The Pawsey Supercomputing Centre


Development of Design and Analysis Methods for Blast Resistant Window Structures

A team led by Professor Hong Hao is using the Pawsey Supercomputing Centre to develop improved design guidelines for blast resistant windows. The research started at The University of Western Australia in 2011 and continued at Curtin University after Professor Hao moved to Curtin in March 2014, with the research completed in December. The project aims to develop numerical methods of predicting window failure and fragmentation, as well as investigating the effectiveness of various window strengthening measures for better life and property protection.



Simulation of debris impact.

Simulation of debris impact.

Post event studies reveal that over 80 percent of casualties in explosion events are caused by glass shards from fractured windows. Proper analysis and design of better blast-resistant glass windows could help to reduce this number, leading to improved protection of both life and property.

“Terrorist bombings and accidental explosions have posed a significant threat to structures and residents across recent years. Glazed windows are considered as the most  vulnerable structural area to air blast waves comparative to other integral construction points,” says team member Dr Xihong Zhang.

A key challenge for this project is the size and complexity of the numerical and data input elements.  The number of factors involved is too great to compute  using an ordinary desktop computer system, as the potential data outcome possibilities are exponential. The analysis of these large data sets is what makes the use of supercomputers a necessity.

“The response of window structures normally happens within one second,” says Dr Zhang.

“The complex calculations take up weeks or even months for each simulation, which we need to run thousands of times. This is not practical without the use of supercomputing.”



The project made use of the commercial code LS-DYNA, which proved to be a useful method of computational analysis, with the help of Pawsey’s support staff.

According to Dr Zhang, more studies carried out towards discovering new blast and impact mitigation methods with new materials and technologies would aid the continual development of design guidelines for better blast resistant windows.
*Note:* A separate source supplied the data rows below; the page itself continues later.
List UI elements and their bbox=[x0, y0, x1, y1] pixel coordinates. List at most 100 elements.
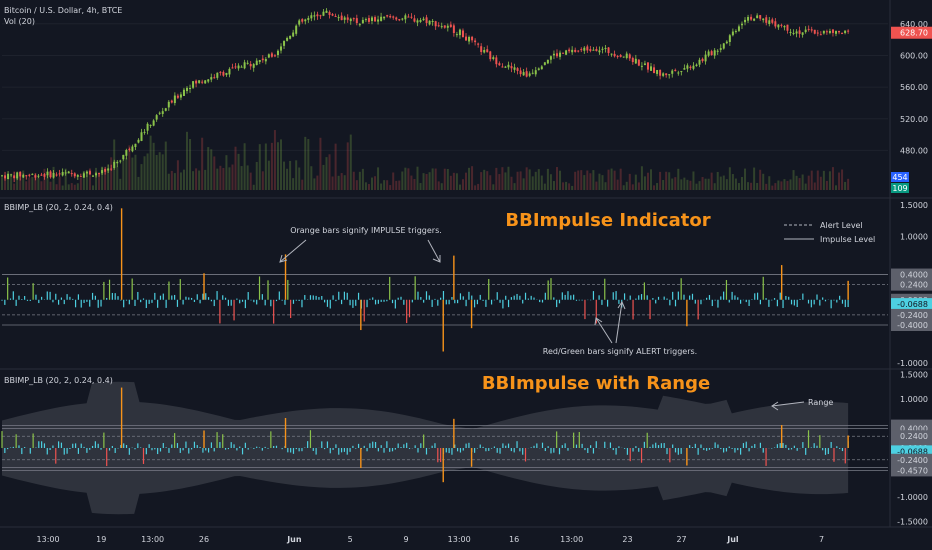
price-candle-body bbox=[452, 25, 455, 34]
price-candle-body bbox=[101, 170, 104, 174]
price-candle-body bbox=[146, 123, 149, 131]
price-candle-body bbox=[583, 47, 586, 51]
price-candle-body bbox=[231, 67, 234, 69]
price-candle-body bbox=[474, 40, 477, 43]
volume-bar bbox=[237, 153, 240, 190]
volume-bar bbox=[540, 175, 543, 190]
volume-bar bbox=[731, 174, 734, 190]
volume-bar bbox=[768, 176, 771, 190]
volume-bar bbox=[819, 176, 822, 190]
price-candle-body bbox=[437, 25, 440, 27]
volume-bar bbox=[273, 130, 276, 190]
volume-bar bbox=[571, 185, 574, 190]
x-tick-label: 13:00 bbox=[141, 535, 164, 544]
volume-bar bbox=[825, 180, 828, 190]
price-candle-body bbox=[276, 50, 279, 56]
price-panel[interactable] bbox=[1, 8, 888, 190]
volume-bar bbox=[261, 171, 264, 190]
price-candle-body bbox=[562, 52, 565, 54]
volume-bar bbox=[650, 169, 653, 190]
volume-bar bbox=[380, 183, 383, 190]
volume-bar bbox=[595, 181, 598, 190]
price-candle-body bbox=[261, 58, 264, 61]
level-badge bbox=[891, 319, 932, 331]
price-candle-body bbox=[7, 173, 10, 180]
volume-bar bbox=[128, 145, 131, 190]
price-candle-body bbox=[643, 63, 646, 66]
bbimpulse-panel[interactable]: 1.50001.00000.40000.24000.0000-0.0688-0.… bbox=[1, 201, 932, 368]
price-candle-body bbox=[116, 161, 119, 164]
volume-bar bbox=[822, 170, 825, 190]
volume-bar bbox=[383, 180, 386, 190]
price-candle-body bbox=[653, 67, 656, 74]
volume-bar bbox=[222, 167, 225, 190]
price-candle-body bbox=[228, 68, 231, 75]
indicator-label-1: BBIMP_LB (20, 2, 0.24, 0.4) bbox=[4, 203, 113, 212]
price-candle-body bbox=[195, 80, 198, 84]
volume-bar bbox=[498, 174, 501, 190]
price-candle-body bbox=[610, 53, 613, 55]
price-candle-body bbox=[844, 30, 847, 34]
price-candle-body bbox=[95, 173, 98, 176]
volume-bar bbox=[665, 171, 668, 190]
price-candle-body bbox=[398, 19, 401, 21]
volume-last-badge bbox=[891, 172, 909, 182]
volume-bar bbox=[292, 178, 295, 190]
volume-bar bbox=[619, 168, 622, 190]
price-candle-body bbox=[173, 95, 176, 104]
price-candle-body bbox=[841, 33, 844, 35]
volume-bar bbox=[107, 169, 110, 190]
x-tick-label: 5 bbox=[348, 535, 353, 544]
arrow-range-head bbox=[771, 401, 779, 411]
volume-bar bbox=[643, 176, 646, 190]
volume-bar bbox=[152, 142, 155, 190]
volume-bar bbox=[367, 184, 370, 190]
volume-bar bbox=[440, 183, 443, 190]
volume-bar bbox=[91, 185, 94, 190]
volume-bar bbox=[728, 167, 731, 190]
volume-bar bbox=[680, 179, 683, 190]
y-tick-label: -0.2400 bbox=[897, 456, 928, 465]
price-candle-body bbox=[73, 173, 76, 177]
price-candle-body bbox=[240, 66, 243, 68]
volume-bar bbox=[804, 183, 807, 190]
volume-bar bbox=[713, 183, 716, 190]
price-candle-body bbox=[192, 81, 195, 88]
volume-bar bbox=[252, 184, 255, 190]
volume-bar bbox=[143, 156, 146, 190]
volume-bar bbox=[458, 184, 461, 190]
volume-bar bbox=[631, 184, 634, 190]
x-tick-label: 13:00 bbox=[448, 535, 471, 544]
volume-bar bbox=[88, 168, 91, 190]
volume-bar bbox=[346, 142, 349, 190]
volume-bar bbox=[601, 175, 604, 190]
price-candle-body bbox=[525, 71, 528, 77]
orange-note: Orange bars signify IMPULSE triggers. bbox=[290, 226, 442, 235]
price-candle-body bbox=[819, 34, 822, 36]
volume-badge bbox=[891, 183, 909, 193]
price-candle-body bbox=[483, 49, 486, 53]
bbimpulse-range-panel[interactable]: 1.50001.00000.45700.40000.24000.0000-0.0… bbox=[1, 370, 932, 527]
y-tick-label: 1.0000 bbox=[900, 233, 928, 242]
price-candle-body bbox=[434, 21, 437, 27]
price-candle-body bbox=[292, 32, 295, 37]
volume-bar bbox=[501, 167, 504, 190]
indicator-label-2: BBIMP_LB (20, 2, 0.24, 0.4) bbox=[4, 376, 113, 385]
volume-bar bbox=[304, 136, 307, 190]
price-candle-body bbox=[367, 18, 370, 22]
panel1-title: BBImpulse Indicator bbox=[505, 210, 710, 231]
price-candle-body bbox=[404, 15, 407, 20]
price-candle-body bbox=[377, 19, 380, 22]
volume-bar bbox=[704, 178, 707, 190]
price-candle-body bbox=[122, 154, 125, 160]
x-tick-label: 27 bbox=[676, 535, 686, 544]
volume-bar bbox=[507, 166, 510, 190]
annotation-arrows bbox=[279, 239, 805, 411]
volume-bar bbox=[622, 185, 625, 190]
volume-bar bbox=[434, 168, 437, 190]
volume-bar bbox=[777, 180, 780, 190]
volume-bar bbox=[616, 179, 619, 190]
price-candle-body bbox=[167, 101, 170, 108]
volume-bar bbox=[747, 182, 750, 190]
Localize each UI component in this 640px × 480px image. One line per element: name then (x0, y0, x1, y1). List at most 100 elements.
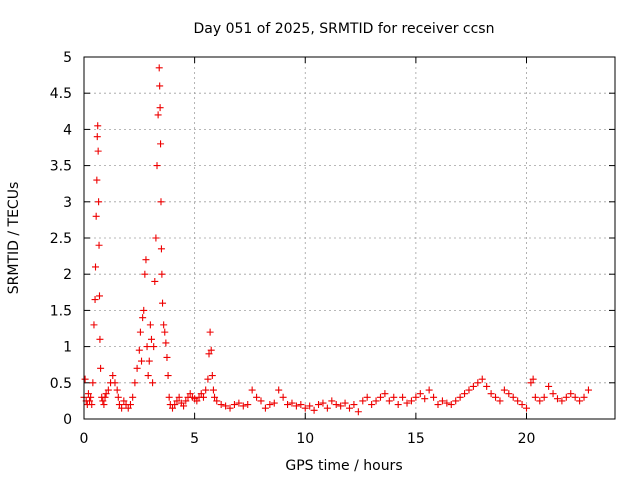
data-point (175, 393, 183, 401)
data-point (93, 176, 101, 184)
data-point (209, 386, 217, 394)
data-point (222, 402, 230, 410)
data-point (156, 104, 164, 112)
data-point (144, 372, 152, 380)
data-point (545, 382, 553, 390)
data-point (94, 122, 102, 130)
data-point (301, 404, 309, 412)
data-points (80, 64, 592, 416)
y-tick-label: 4 (63, 122, 72, 138)
data-point (279, 393, 287, 401)
data-point (115, 401, 123, 409)
data-point (197, 390, 205, 398)
data-point (94, 147, 102, 155)
data-point (487, 390, 495, 398)
data-point (315, 401, 323, 409)
data-point (182, 397, 190, 405)
data-point (97, 364, 105, 372)
data-point (514, 397, 522, 405)
data-point (469, 382, 477, 390)
data-point (171, 401, 179, 409)
data-point (136, 328, 144, 336)
data-point (180, 402, 188, 410)
y-tick-label: 0.5 (50, 376, 72, 392)
data-point (217, 401, 225, 409)
data-point (114, 393, 122, 401)
data-point (434, 401, 442, 409)
data-point (266, 401, 274, 409)
data-point (204, 375, 212, 383)
data-point (158, 270, 166, 278)
data-point (567, 390, 575, 398)
data-point (91, 296, 99, 304)
data-point (88, 401, 96, 409)
data-point (147, 335, 155, 343)
data-point (155, 64, 163, 72)
data-point (381, 390, 389, 398)
data-point (376, 393, 384, 401)
data-point (81, 375, 89, 383)
data-point (163, 353, 171, 361)
y-tick-label: 1 (63, 340, 72, 356)
data-point (84, 390, 92, 398)
x-tick-label: 20 (518, 431, 536, 447)
data-point (306, 402, 314, 410)
data-point (536, 397, 544, 405)
data-point (531, 393, 539, 401)
data-point (518, 401, 526, 409)
y-tick-label: 4.5 (50, 86, 72, 102)
data-point (235, 399, 243, 407)
data-point (549, 390, 557, 398)
data-point (150, 343, 158, 351)
data-point (430, 393, 438, 401)
y-tick-label: 0 (63, 412, 72, 428)
data-point (483, 382, 491, 390)
data-point (284, 401, 292, 409)
data-point (438, 397, 446, 405)
data-point (341, 399, 349, 407)
x-tick-label: 0 (80, 431, 89, 447)
data-point (95, 241, 103, 249)
data-point (162, 339, 170, 347)
data-point (129, 393, 137, 401)
data-point (297, 401, 305, 409)
data-point (465, 386, 473, 394)
data-point (359, 397, 367, 405)
data-point (157, 245, 165, 253)
data-point (92, 263, 100, 271)
data-point (323, 404, 331, 412)
data-point (126, 401, 134, 409)
data-point (580, 393, 588, 401)
data-point (157, 198, 165, 206)
data-point (403, 399, 411, 407)
data-point (584, 386, 592, 394)
data-point (143, 343, 151, 351)
y-tick-labels: 0 0.5 1 1.5 2 2.5 3 3.5 4 4.5 5 (50, 50, 72, 428)
y-tick-label: 3 (63, 195, 72, 211)
data-point (113, 386, 121, 394)
data-point (421, 395, 429, 403)
data-point (350, 401, 358, 409)
data-point (443, 399, 451, 407)
data-point (492, 393, 500, 401)
data-point (193, 397, 201, 405)
data-point (456, 393, 464, 401)
data-point (540, 393, 548, 401)
data-point (90, 321, 98, 329)
data-point (96, 335, 104, 343)
data-point (93, 133, 101, 141)
data-point (173, 397, 181, 405)
data-point (153, 162, 161, 170)
data-point (337, 402, 345, 410)
data-point (368, 401, 376, 409)
data-point (199, 393, 207, 401)
data-point (527, 379, 535, 387)
data-point (141, 270, 149, 278)
data-point (206, 328, 214, 336)
data-point (394, 401, 402, 409)
data-point (138, 357, 146, 365)
data-point (230, 401, 238, 409)
data-point (145, 357, 153, 365)
y-tick-label: 5 (63, 50, 72, 66)
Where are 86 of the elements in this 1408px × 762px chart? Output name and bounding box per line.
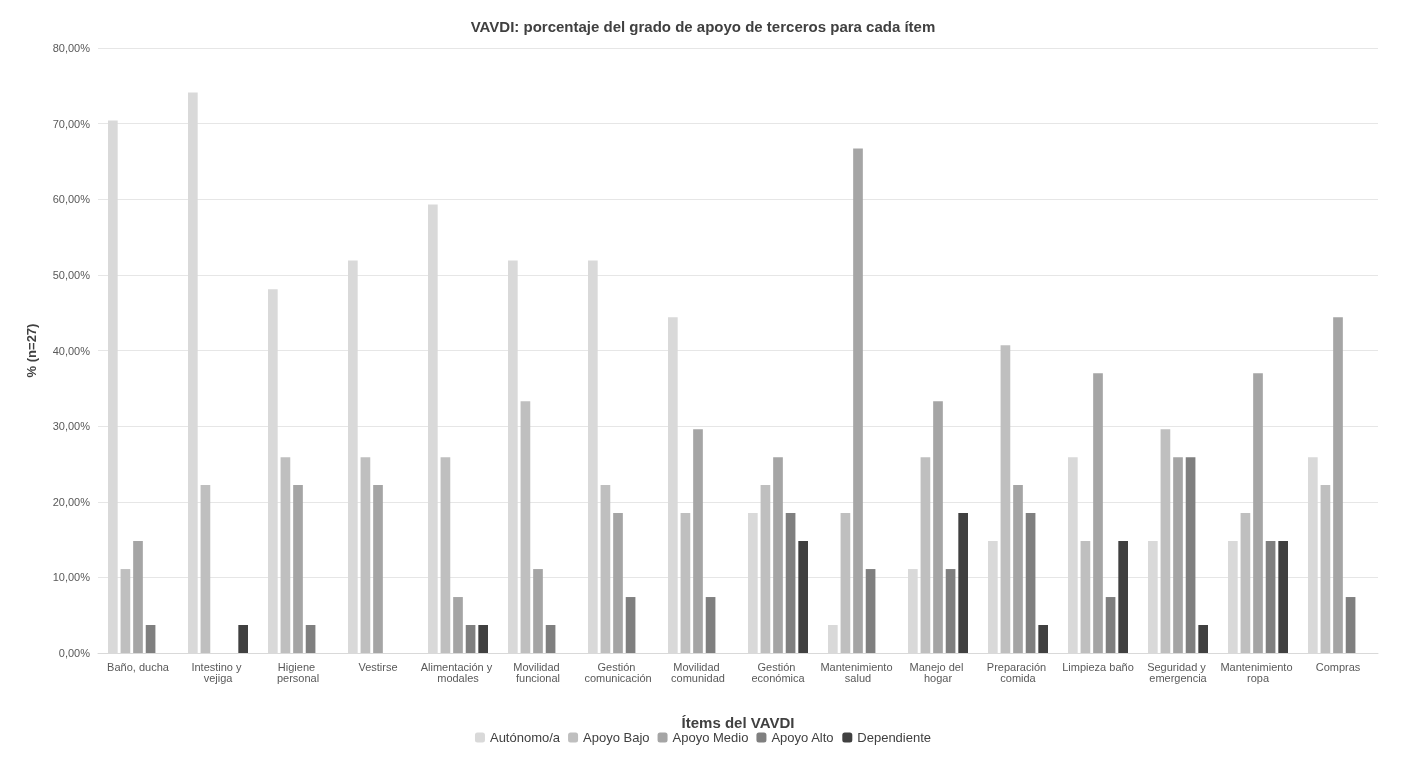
bar <box>933 401 943 653</box>
bar <box>1320 485 1331 653</box>
bar <box>1093 373 1103 653</box>
legend-label: Apoyo Bajo <box>583 730 650 745</box>
bar <box>865 569 876 653</box>
bar <box>1265 541 1276 653</box>
x-tick-label: Seguridad y emergencia <box>1147 660 1209 684</box>
bar <box>1240 513 1251 653</box>
x-tick-label: Vestirse <box>358 660 398 673</box>
bar <box>1118 541 1128 653</box>
bar <box>798 541 808 653</box>
y-tick-label: 10,00% <box>52 571 91 584</box>
bar <box>693 429 703 653</box>
bar <box>465 625 476 653</box>
bar <box>625 597 636 653</box>
bar <box>1198 625 1208 653</box>
bar <box>1278 541 1288 653</box>
bar <box>1173 457 1183 653</box>
bar <box>453 597 463 653</box>
y-tick-label: 20,00% <box>52 495 91 508</box>
y-tick-label: 0,00% <box>58 647 91 659</box>
y-tick-label: 80,00% <box>52 42 91 54</box>
legend-label: Apoyo Alto <box>771 730 834 745</box>
bar <box>133 541 143 653</box>
bar <box>853 148 863 653</box>
y-tick-label: 40,00% <box>52 344 91 357</box>
bar <box>280 457 291 653</box>
bar <box>1185 457 1196 653</box>
x-tick-label: Movilidad comunidad <box>671 660 725 684</box>
bar <box>1025 513 1036 653</box>
x-tick-label: Higiene personal <box>276 660 320 684</box>
bar <box>305 625 316 653</box>
x-tick-label: Compras <box>1315 660 1361 673</box>
x-tick-label: Limpieza baño <box>1062 660 1134 673</box>
y-tick-label: 70,00% <box>52 117 91 130</box>
legend-label: Dependiente <box>857 730 932 745</box>
y-tick-label: 30,00% <box>52 420 91 433</box>
x-tick-label: Mantenimiento salud <box>820 660 896 684</box>
y-axis-title: % (n=27) <box>24 323 39 378</box>
legend-label: Apoyo Medio <box>672 730 749 745</box>
bar <box>613 513 623 653</box>
bar <box>520 401 531 653</box>
x-tick-label: Manejo del hogar <box>909 660 967 684</box>
x-tick-label: Alimentación y modales <box>420 660 496 684</box>
bar <box>478 625 488 653</box>
y-tick-label: 50,00% <box>52 268 91 281</box>
bar <box>373 485 383 653</box>
bar <box>293 485 303 653</box>
bar <box>1345 597 1356 653</box>
bar <box>1000 345 1011 653</box>
bar <box>145 625 156 653</box>
bar <box>200 485 211 653</box>
x-tick-label: Preparación comida <box>986 660 1050 684</box>
bar <box>1038 625 1048 653</box>
bar <box>945 569 956 653</box>
bar <box>1160 429 1171 653</box>
x-tick-label: Gestión económica <box>751 660 806 684</box>
bar <box>680 513 691 653</box>
bar <box>545 625 556 653</box>
chart-title: VAVDI: porcentaje del grado de apoyo de terceros para cada ítem <box>470 18 936 35</box>
x-tick-label: Baño, ducha <box>107 660 170 673</box>
bar <box>360 457 371 653</box>
bar <box>533 569 543 653</box>
bar <box>1253 373 1263 653</box>
y-tick-label: 60,00% <box>52 193 91 206</box>
x-tick-label: Gestión comunicación <box>584 660 652 684</box>
bar <box>785 513 796 653</box>
x-tick-label: Mantenimiento ropa <box>1220 660 1296 684</box>
bar <box>1080 541 1091 653</box>
bar <box>705 597 716 653</box>
bar <box>1013 485 1023 653</box>
bar <box>120 569 131 653</box>
bar <box>840 513 851 653</box>
legend-label: Autónomo/a <box>489 730 561 745</box>
bar <box>600 485 611 653</box>
bar <box>1333 317 1343 653</box>
x-tick-label: Movilidad funcional <box>513 660 563 684</box>
bar <box>238 625 248 653</box>
x-axis-title: Ítems del VAVDI <box>681 714 795 731</box>
bar <box>1105 597 1116 653</box>
bar <box>760 485 771 653</box>
x-tick-label: Intestino y vejiga <box>191 660 245 684</box>
bar <box>440 457 451 653</box>
bar <box>773 457 783 653</box>
bar <box>920 457 931 653</box>
bar <box>958 513 968 653</box>
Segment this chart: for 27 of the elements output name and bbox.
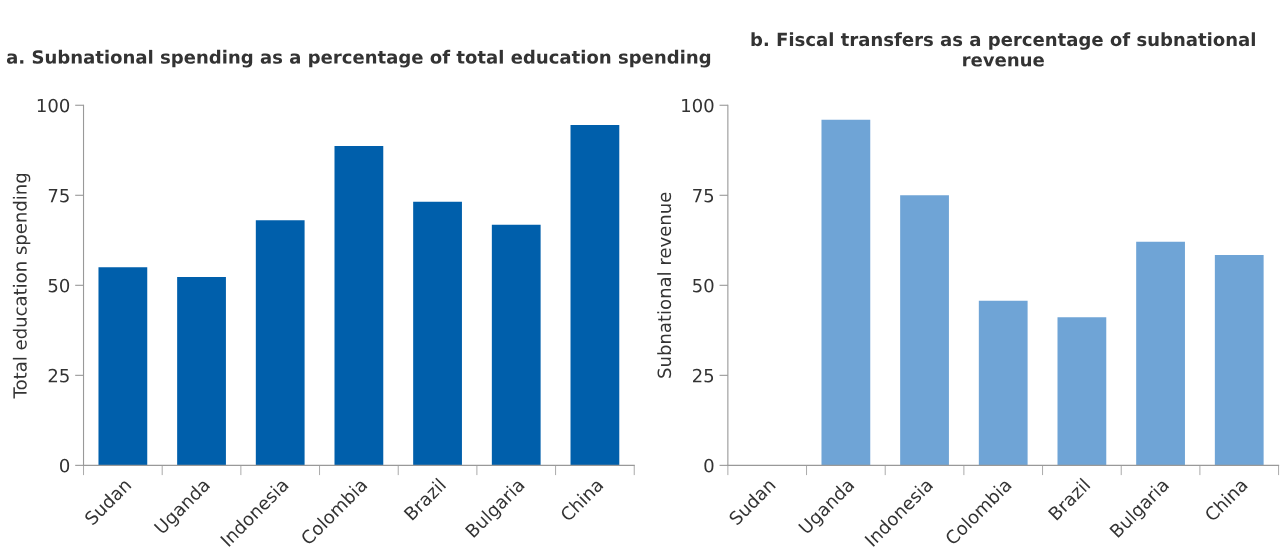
y-tick-label: 25 — [693, 368, 714, 383]
bar — [978, 300, 1028, 466]
y-axis-title: Total education spending — [12, 173, 31, 399]
y-tick-label: 100 — [37, 98, 70, 113]
y-tick-label: 75 — [48, 188, 69, 203]
y-tick-label: 25 — [48, 368, 69, 383]
bar — [1214, 255, 1264, 466]
chart-title: b. Fiscal transfers as a percentage of subnational revenue — [751, 32, 1255, 67]
bar — [900, 195, 949, 466]
bar — [1057, 317, 1107, 466]
y-tick-label: 100 — [682, 98, 714, 113]
bar — [821, 119, 871, 466]
bar — [1136, 241, 1185, 466]
y-tick-label: 75 — [693, 188, 714, 203]
bar — [570, 125, 620, 466]
bar — [255, 220, 305, 466]
bar — [491, 224, 541, 466]
bar — [413, 201, 462, 466]
chart-title: a. Subnational spending as a percentage of total education spending — [6, 49, 711, 68]
y-tick-label: 50 — [693, 278, 714, 293]
bar — [98, 267, 148, 466]
y-axis-title: Subnational revenue — [657, 192, 672, 378]
y-tick-label: 0 — [60, 458, 70, 473]
y-tick-label: 50 — [48, 278, 70, 293]
bar — [334, 145, 384, 466]
y-tick-label: 0 — [704, 458, 714, 473]
bar — [177, 277, 226, 466]
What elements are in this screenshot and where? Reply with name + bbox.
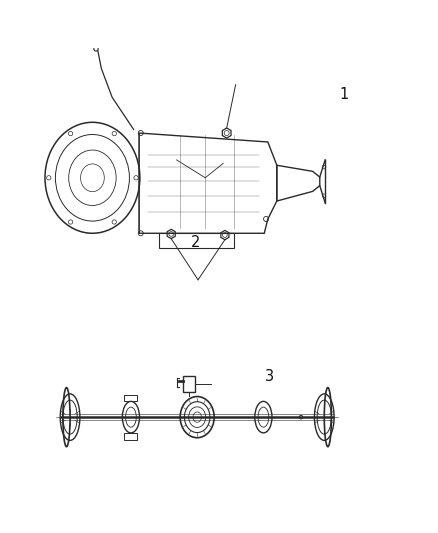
Text: 1: 1 [339, 86, 348, 102]
Text: 3: 3 [265, 369, 274, 384]
Text: 2: 2 [191, 235, 200, 250]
Running blast simulations unveiled the various failure modes of diverse glass window systems when impacted with a force. With the aid of the Pawsey supercomputers, parametric studies were performed and empirical formulae were derived  which could allow easy assessment of glass window vulnerability across a range of window designs.

“The findings of this study definitely help to better protect the safety of personnel and property against blast and impact loads and will enable engineers and professionals easy and direct assessment of glass window blast and impact resistance capacity,” says Dr Zhang.